Datum uitspraak: 28 augustus 2013
AFDELING
BESTUURSRECHTSPRAAK
Uitspraak op het hoger beroep van:
[appellant], wonend te Heeten, gemeente Raalte,
tegen de uitspraak van de rechtbank Zwolle-Lelystad van 1 november 2012 in zaak nr. 11/1496 in het geding tussen:
[appellant]
en
het college van burgemeester en wethouders van Raalte.
Procesverloop
Bij besluit van 15 februari 2011 heeft het college een aanvraag van [appellant] om een tegemoetkoming in planschade afgewezen.
Bij besluit van 31 mei 2011 heeft het college het door [appellant] daartegen gemaakte bezwaar ongegrond verklaard.
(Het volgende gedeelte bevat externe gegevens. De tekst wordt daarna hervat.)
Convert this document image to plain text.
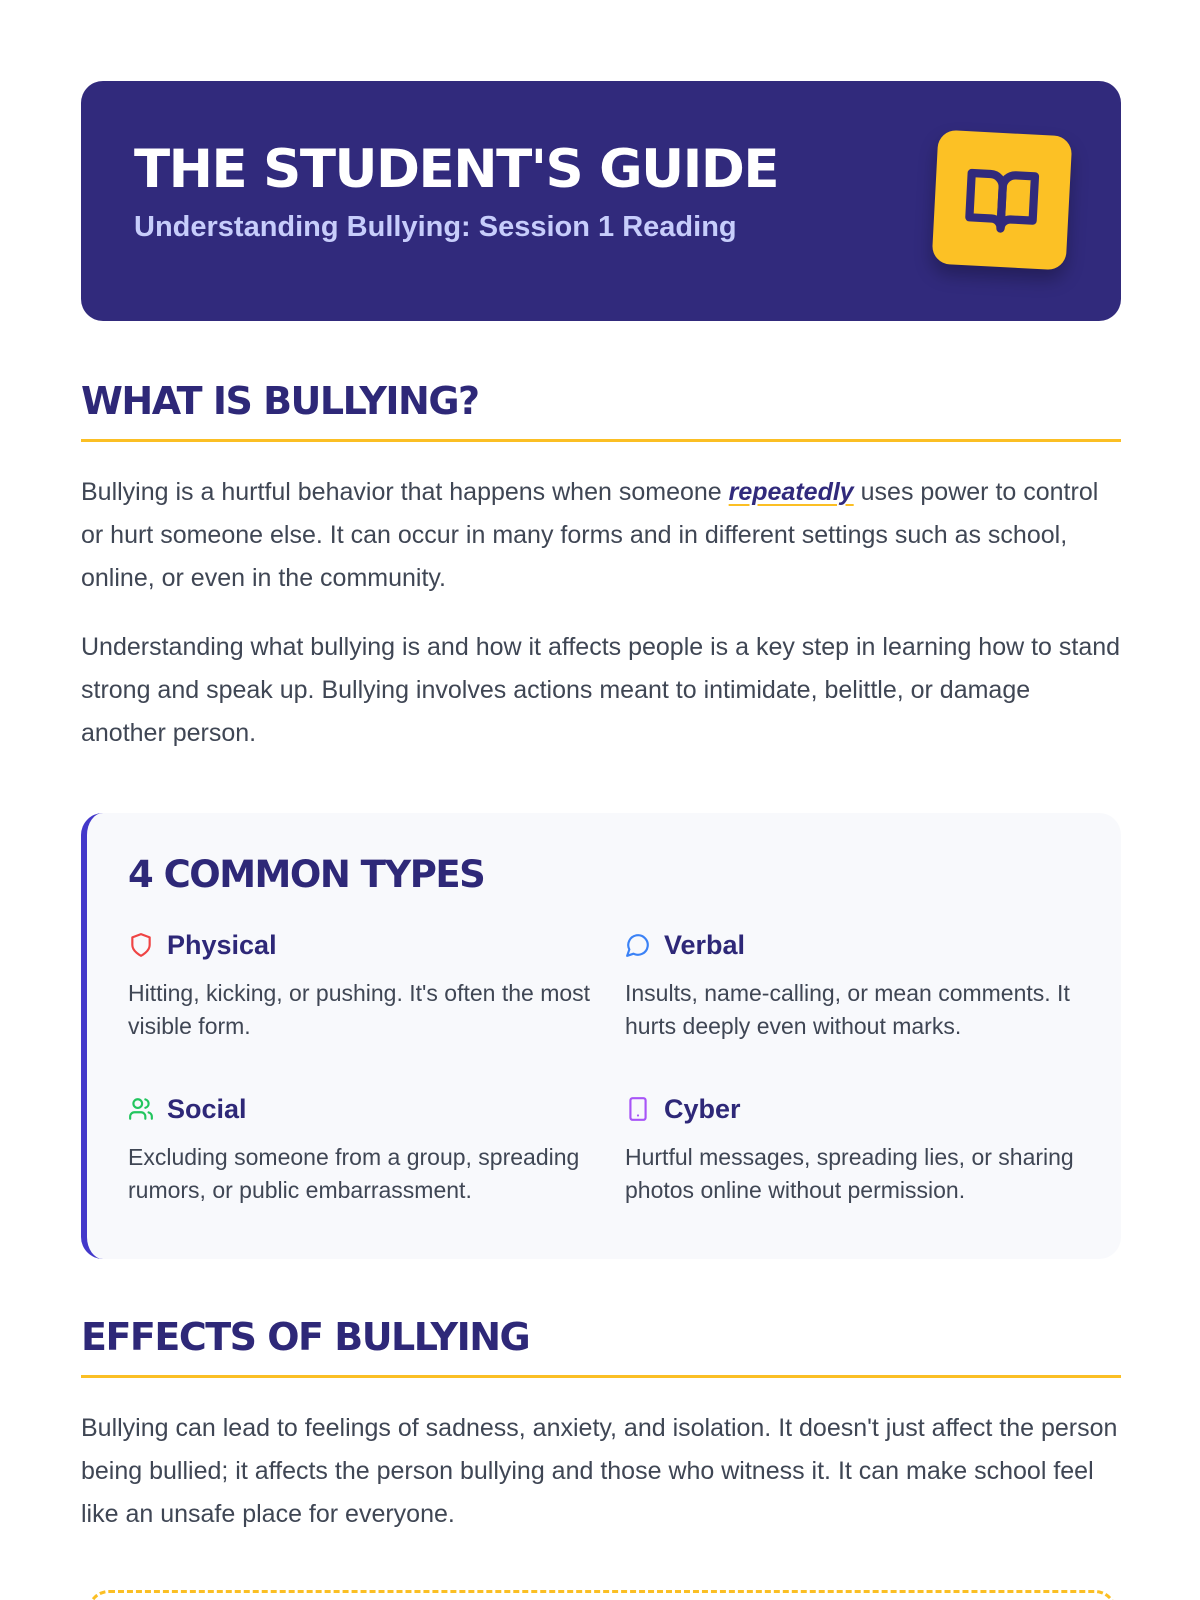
THE STUDENT'S GUIDE
Understanding Bullying: Session 1 Reading
WHAT IS BULLYING?

Bullying is a hurtful behavior that happens when someone repeatedly uses power to control or hurt someone else. It can occur in many forms and in different settings such as school, online, or even in the community.

Understanding what bullying is and how it affects people is a key step in learning how to stand strong and speak up. Bullying involves actions meant to intimidate, belittle, or damage another person.

4 COMMON TYPES
Physical

Hitting, kicking, or pushing. It's often the most visible form.

Verbal

Insults, name-calling, or mean comments. It hurts deeply even without marks.

Social

Excluding someone from a group, spreading rumors, or public embarrassment.

Cyber

Hurtful messages, spreading lies, or sharing photos online without permission.

EFFECTS OF BULLYING

Bullying can lead to feelings of sadness, anxiety, and isolation. It doesn't just affect the person being bullied; it affects the person bullying and those who witness it. It can make school feel like an unsafe place for everyone.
Bij uitspraak van 1 november 2012 heeft de rechtbank het door [appellant] daartegen ingestelde beroep ongegrond verklaard. Deze uitspraak is aangehecht.
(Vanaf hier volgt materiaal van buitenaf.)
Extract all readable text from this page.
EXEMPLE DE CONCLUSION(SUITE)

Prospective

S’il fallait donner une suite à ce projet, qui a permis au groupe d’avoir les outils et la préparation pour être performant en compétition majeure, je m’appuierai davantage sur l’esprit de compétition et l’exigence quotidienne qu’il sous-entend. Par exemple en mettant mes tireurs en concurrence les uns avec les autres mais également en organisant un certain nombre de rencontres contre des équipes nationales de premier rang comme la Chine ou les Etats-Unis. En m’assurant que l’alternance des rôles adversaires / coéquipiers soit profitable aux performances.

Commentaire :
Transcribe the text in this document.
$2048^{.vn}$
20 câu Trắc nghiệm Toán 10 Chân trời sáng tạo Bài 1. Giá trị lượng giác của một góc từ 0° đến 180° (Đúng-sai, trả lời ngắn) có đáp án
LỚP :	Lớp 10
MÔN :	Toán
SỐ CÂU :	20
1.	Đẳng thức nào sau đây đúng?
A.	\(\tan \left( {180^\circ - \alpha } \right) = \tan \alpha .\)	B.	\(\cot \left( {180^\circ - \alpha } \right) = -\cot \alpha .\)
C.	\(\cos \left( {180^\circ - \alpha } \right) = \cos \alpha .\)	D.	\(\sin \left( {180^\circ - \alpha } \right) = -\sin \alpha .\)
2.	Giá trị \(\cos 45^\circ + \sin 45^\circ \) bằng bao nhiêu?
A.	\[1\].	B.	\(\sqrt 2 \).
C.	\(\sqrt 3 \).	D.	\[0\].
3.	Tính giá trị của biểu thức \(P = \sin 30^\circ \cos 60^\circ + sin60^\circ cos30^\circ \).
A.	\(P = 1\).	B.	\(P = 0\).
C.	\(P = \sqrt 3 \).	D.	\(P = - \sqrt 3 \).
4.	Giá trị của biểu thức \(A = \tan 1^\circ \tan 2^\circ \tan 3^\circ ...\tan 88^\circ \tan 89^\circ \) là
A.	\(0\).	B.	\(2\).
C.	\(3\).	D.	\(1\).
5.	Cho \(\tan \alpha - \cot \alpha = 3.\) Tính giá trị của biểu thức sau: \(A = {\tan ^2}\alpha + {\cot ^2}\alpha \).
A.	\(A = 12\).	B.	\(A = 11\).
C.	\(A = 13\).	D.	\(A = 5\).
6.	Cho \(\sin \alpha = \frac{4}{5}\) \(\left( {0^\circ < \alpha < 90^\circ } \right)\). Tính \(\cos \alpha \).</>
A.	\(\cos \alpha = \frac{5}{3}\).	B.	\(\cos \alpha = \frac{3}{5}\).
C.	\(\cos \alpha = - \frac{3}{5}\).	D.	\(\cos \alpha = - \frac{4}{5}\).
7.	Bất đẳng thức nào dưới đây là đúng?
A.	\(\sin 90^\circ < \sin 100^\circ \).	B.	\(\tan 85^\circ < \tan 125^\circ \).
Tegen deze uitspraak heeft [appellant] hoger beroep ingesteld.
Het college heeft een verweerschrift ingediend.
De Afdeling heeft de zaak ter zitting behandeld op 18 juli 2013, waar [appellant], bijgestaan door mr. J.T.F. van Berkel, werkzaam bij DAS Nederlandse Rechtsbijstand Verzekeringsmaatschappij N.V., en het college, vertegenwoordigd door mr. P.T. Brouwer, werkzaam bij de gemeente, zijn verschenen.
Overwegingen
1. Ingevolge artikel 6.1, eerste lid, van de Wet ruimtelijke ordening (hierna: de Wro) kent het college degene die in de vorm van een inkomensderving of een vermindering van de waarde van een onroerende zaak schade lijdt of zal lijden als gevolg van een in het tweede lid genoemde oorzaak, op aanvraag een tegemoetkoming toe, voor zover de schade redelijkerwijs niet voor rekening van de aanvrager behoort te blijven en voor zover de tegemoetkoming niet voldoende anderszins is verzekerd.
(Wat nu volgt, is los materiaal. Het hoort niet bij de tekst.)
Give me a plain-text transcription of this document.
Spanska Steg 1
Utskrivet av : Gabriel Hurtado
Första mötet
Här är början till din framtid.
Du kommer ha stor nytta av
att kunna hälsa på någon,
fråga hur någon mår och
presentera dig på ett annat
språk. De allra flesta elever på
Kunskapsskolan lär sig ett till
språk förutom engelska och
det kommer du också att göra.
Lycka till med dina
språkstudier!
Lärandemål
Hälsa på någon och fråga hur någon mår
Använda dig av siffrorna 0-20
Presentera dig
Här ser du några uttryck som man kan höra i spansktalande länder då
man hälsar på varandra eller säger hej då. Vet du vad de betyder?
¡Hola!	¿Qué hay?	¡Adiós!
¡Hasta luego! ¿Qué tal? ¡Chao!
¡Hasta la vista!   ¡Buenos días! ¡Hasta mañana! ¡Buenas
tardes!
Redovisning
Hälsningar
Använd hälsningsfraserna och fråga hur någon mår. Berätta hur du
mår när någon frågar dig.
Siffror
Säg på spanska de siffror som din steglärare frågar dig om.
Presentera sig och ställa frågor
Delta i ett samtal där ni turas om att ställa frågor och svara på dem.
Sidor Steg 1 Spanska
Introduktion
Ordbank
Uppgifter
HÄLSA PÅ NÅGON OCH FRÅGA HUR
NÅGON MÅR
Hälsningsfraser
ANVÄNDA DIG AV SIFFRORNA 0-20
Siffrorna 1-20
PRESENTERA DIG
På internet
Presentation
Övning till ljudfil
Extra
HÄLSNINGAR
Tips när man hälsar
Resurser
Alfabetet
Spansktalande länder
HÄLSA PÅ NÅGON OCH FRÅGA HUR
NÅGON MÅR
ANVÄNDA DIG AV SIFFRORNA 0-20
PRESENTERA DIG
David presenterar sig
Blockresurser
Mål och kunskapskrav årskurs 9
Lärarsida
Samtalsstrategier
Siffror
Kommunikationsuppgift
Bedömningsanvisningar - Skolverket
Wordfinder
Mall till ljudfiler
Ingevolge artikel 6.2, eerste lid, blijft binnen het normale maatschappelijke risico vallende schade voor rekening van de aanvrager.
Ingevolge het tweede lid, aanhef en onder b, blijft van schade in de vorm van een vermindering van de waarde van een onroerende zaak in ieder geval voor rekening van de aanvrager: een gedeelte gelijk aan twee procent van de waarde van de onroerende zaak onmiddellijk voor het ontstaan van de schade.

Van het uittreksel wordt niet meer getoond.